I reviewed the remaining instances of flag_syntax_only, and they
seemed to mostly involve avoiding optimization phases, though there
are one or two (in toplev.c, IIRC) that might themselves be
removable in line with my "small choke point" tendencies.

But I felt this would be a worthwhile start, at least of a discussion,
regarding the required vs. desired vs. undesired behavior, and
long-term maintability, of flag_syntax_only.

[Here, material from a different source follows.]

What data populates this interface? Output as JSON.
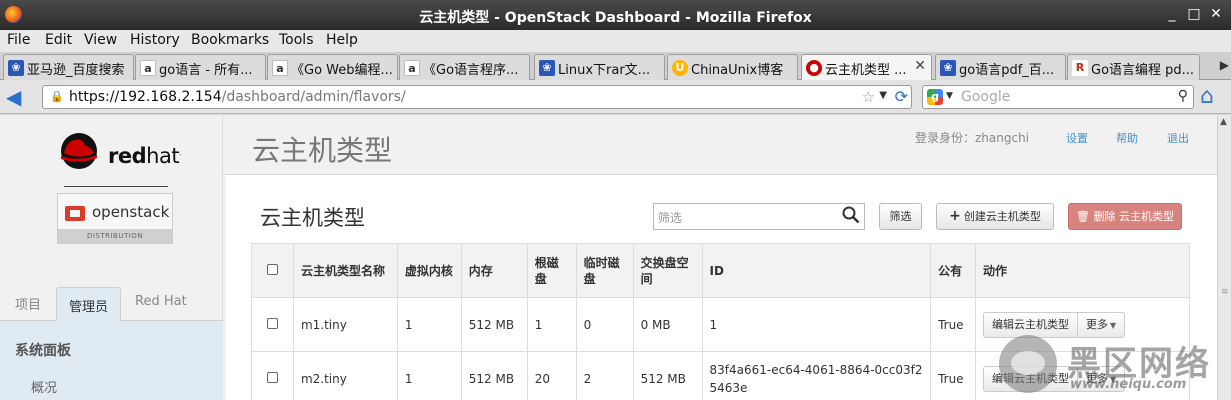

In essence, I'm proposing we apply the elimination rule: if we can't
see a *requirement* for eliminating this test (and I'm saying
"avoid RTL generation" isn't it, because this test *alone* does
not avoid that, so it's incomplete to keep it as is), we eliminate it.

I don't have a strong opinion about this, or about whether RTL
generation should happen (though some of it seems intertwined with
diagnosing some kinds of errors some people might call "syntactic"
or, at least, "semantic", such as disagreements between the
return type of a function and whether the `return' statements in
it actually return a value).

But, I think it'd be best to eliminate all tests of flag_syntax_only
in stmt.c, and leave it up to whoever really *wants* to disable
all RTL generation accordingly, throughout stmt.c, to add *all*
the tests in a comprehensive fashion.  (I don't know for sure
that stmt.c represents all of the pertinent front-end interface,
beyond varasm.c routines such as assemble_zeros, which g77 uses,
for example.  But I think it's the major player.)

In summary: my proposed changes leave a fairly small, perhaps
almost minimal, set of tests of flag_syntax_only in the code
to support *no* output of code to asm_out_file.  Avoiding RTL
generation is a whole 'nother thing, requiring *lots* of tests
and, perhaps, reworking of code in stmt.c and elsewhere -- the
one test in stmt.c I propose we eliminate is nowhere near the
complete picture, and has probably misled some people into
thinking it was.

>Also note that we tweaked this code about a year ago to handle the case
>where expr_statement_for_value was true:
>  revision 1.29
>  date: 1998/03/28 00:38:46;  author: law;  state: Exp;  lines: +1 -1
>          * stmt.c (expand_expr_stmt): Must generate code for
>          statements within an expression (gcc's `({ ... )}')
>          even if -fsyntax-only.
>  Patch from Craig.

Yes, then I had to patch it again later, because I missed cases
of crumb-usage I'd forgotten to consider (basic programming
mistake on my part).

>  > 	* varasm.c (assemble_zeros, assemble_variable,
>  > 	output_constant_def): Do nothing when -fsyntax-only.
>This is OK.

I'll commit that part of it sometime soon.